Y es que, ya una vez en medio del bosque y mientras Tom corre ciego detrás de los conejos, Fran se deja llevar por las imágenes que todavía conserva frescas y con colores muy vivos. Recuerda con exactitud de cronista alguna de las más llamativas situaciones. Su ventaja es que se ha quedado a vivir en la ciudad de Nordia, en la ciudad en la que, a la salida del aula, ocurrieron los hechos. Visita los mismos sitios que los estudiantes frecuentaban en grupo y, una vez en el sitio, le es más fácil ponerse a reproducir el pasado y a revivir los sentimientos. Parece casi una consecuencia directa.

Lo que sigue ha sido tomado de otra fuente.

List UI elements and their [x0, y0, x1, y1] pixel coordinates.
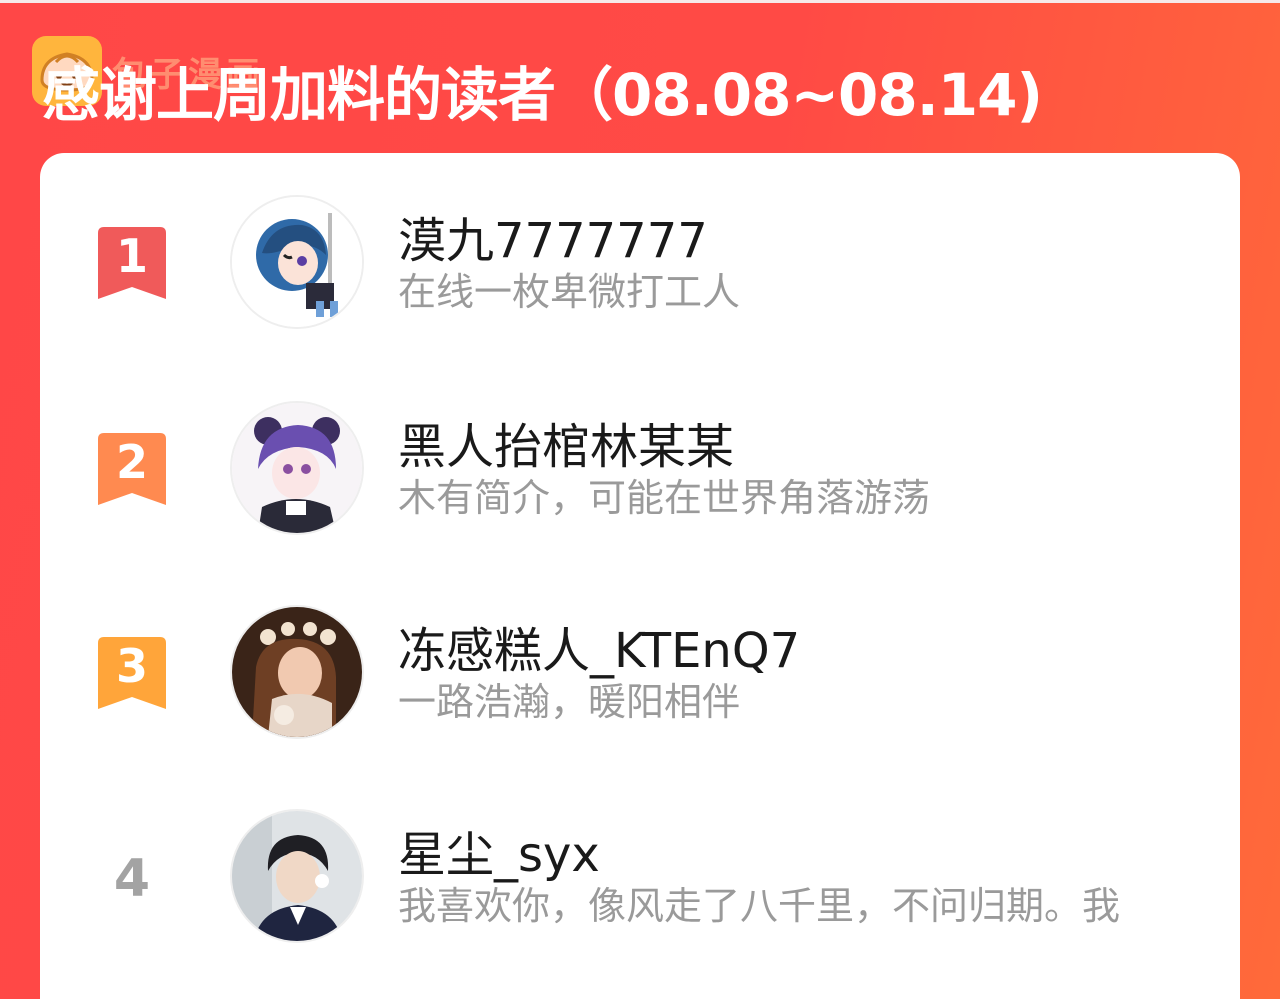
leaderboard-row-4[interactable]: 4 星尘_syx 我喜欢你，像风走了八千里，不问归期。我 [40, 809, 1240, 949]
top-edge [0, 0, 1280, 3]
rank-ribbon-icon: 3 [98, 637, 166, 709]
rank-ribbon-icon: 1 [98, 227, 166, 299]
leaderboard-row-2[interactable]: 2 黑人抬棺林某某 木有简介，可能在世界角落游荡 [40, 401, 1240, 541]
rank-number: 1 [115, 229, 148, 283]
user-avatar[interactable] [230, 605, 364, 739]
user-bio: 在线一枚卑微打工人 [398, 270, 741, 314]
rank-number: 4 [113, 849, 151, 909]
leaderboard-row-3[interactable]: 3 冻感糕人_KTEnQ7 一路浩瀚，暖阳相伴 [40, 605, 1240, 745]
user-bio: 我喜欢你，像风走了八千里，不问归期。我 [398, 884, 1121, 928]
user-avatar[interactable] [230, 809, 364, 943]
user-bio: 一路浩瀚，暖阳相伴 [398, 680, 741, 724]
user-avatar[interactable] [230, 195, 364, 329]
user-avatar[interactable] [230, 401, 364, 535]
rank-ribbon-icon: 2 [98, 433, 166, 505]
rank-number: 2 [115, 435, 148, 489]
rank-number: 3 [115, 639, 148, 693]
page: 包子漫画 感谢上周加料的读者（08.08~08.14) 1 漠九7777777 … [0, 0, 1280, 999]
user-bio: 木有简介，可能在世界角落游荡 [398, 476, 931, 520]
leaderboard-card: 1 漠九7777777 在线一枚卑微打工人 2 黑人抬棺林某某 木有简介，可能在… [40, 153, 1240, 999]
page-title: 感谢上周加料的读者（08.08~08.14) [42, 61, 1043, 129]
leaderboard-row-1[interactable]: 1 漠九7777777 在线一枚卑微打工人 [40, 195, 1240, 335]
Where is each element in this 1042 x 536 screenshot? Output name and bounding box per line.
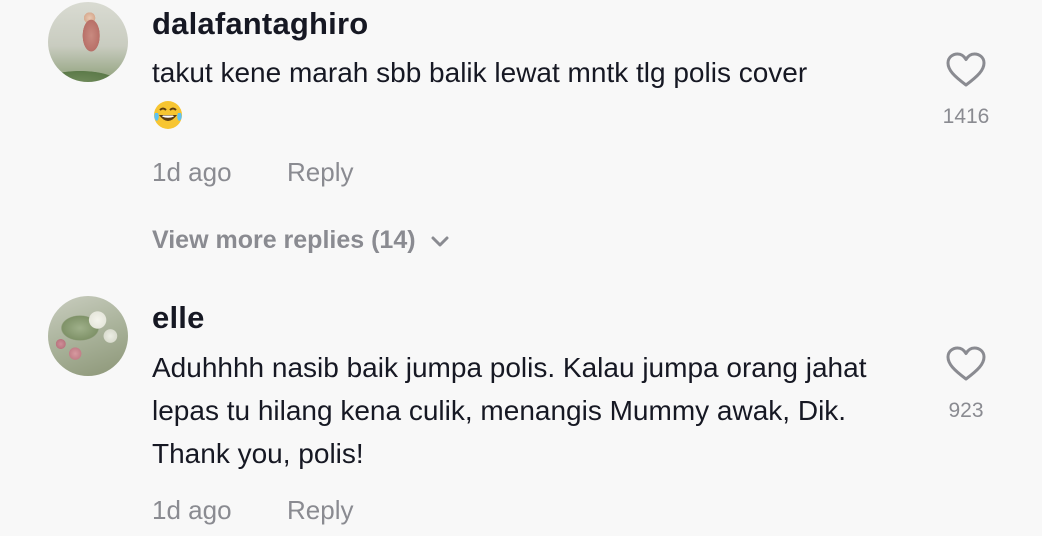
view-more-replies-button[interactable]: View more replies (14)	[152, 226, 450, 255]
comment-text-body: takut kene marah sbb balik lewat mntk tl…	[152, 57, 808, 88]
tears-of-joy-emoji	[154, 101, 182, 129]
comment-username[interactable]: dalafantaghiro	[152, 6, 368, 42]
chevron-down-icon	[431, 236, 449, 246]
reply-button[interactable]: Reply	[287, 495, 353, 526]
avatar[interactable]	[48, 296, 128, 376]
view-more-replies-label: View more replies (14)	[152, 226, 416, 254]
reply-button[interactable]: Reply	[287, 157, 353, 188]
comment-text: Aduhhhh nasib baik jumpa polis. Kalau ju…	[152, 352, 867, 469]
comment-username[interactable]: elle	[152, 300, 205, 336]
heart-icon[interactable]	[946, 346, 986, 382]
avatar[interactable]	[48, 2, 128, 82]
comment-text: takut kene marah sbb balik lewat mntk tl…	[152, 51, 922, 137]
heart-icon[interactable]	[946, 52, 986, 88]
like-count: 1416	[942, 105, 990, 128]
comment-timestamp: 1d ago	[152, 157, 232, 187]
comment-timestamp: 1d ago	[152, 495, 232, 525]
like-count: 923	[948, 399, 984, 422]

“¡Nuria, Nuria! ¡Nurita!” Nuria se ocultaba al abrigo del desfiladero y yo cantaba y gritaba su nombre con alegre desesperación. Y cuanto yo más gritaba, ella más se escondía y se demoraba entre las matas. “¡Nuria!” “¡Nurita!” Pero era una diversión inocente pues yo escandalizaba a propósito y daba fingidas muestras de ansiedad. ¡Qué desgracia no verte, ojos oscuros apenas adivinados a través del matorral, paso de corza que no se expone a la luz por ser tan nueva! Con sus largas y delgadas piernas, con un tallo tierno enredado en la mata del pelo o adornada con alguna hojita seca también procedente del matorral, ¡qué astuta se camuflaba en lo profundo del bosque! Era como si quisiera huir de mí para siempre. La di por perdida cuando divisé el final del desfiladero. Pero al final del paseo, pero al doblar un recodo, y como si no hubiera hecho nada malo, dio un salto desde la espesura y se me abalanzó con sus piernas elásticas, se me echó encima con sus patas de alambre.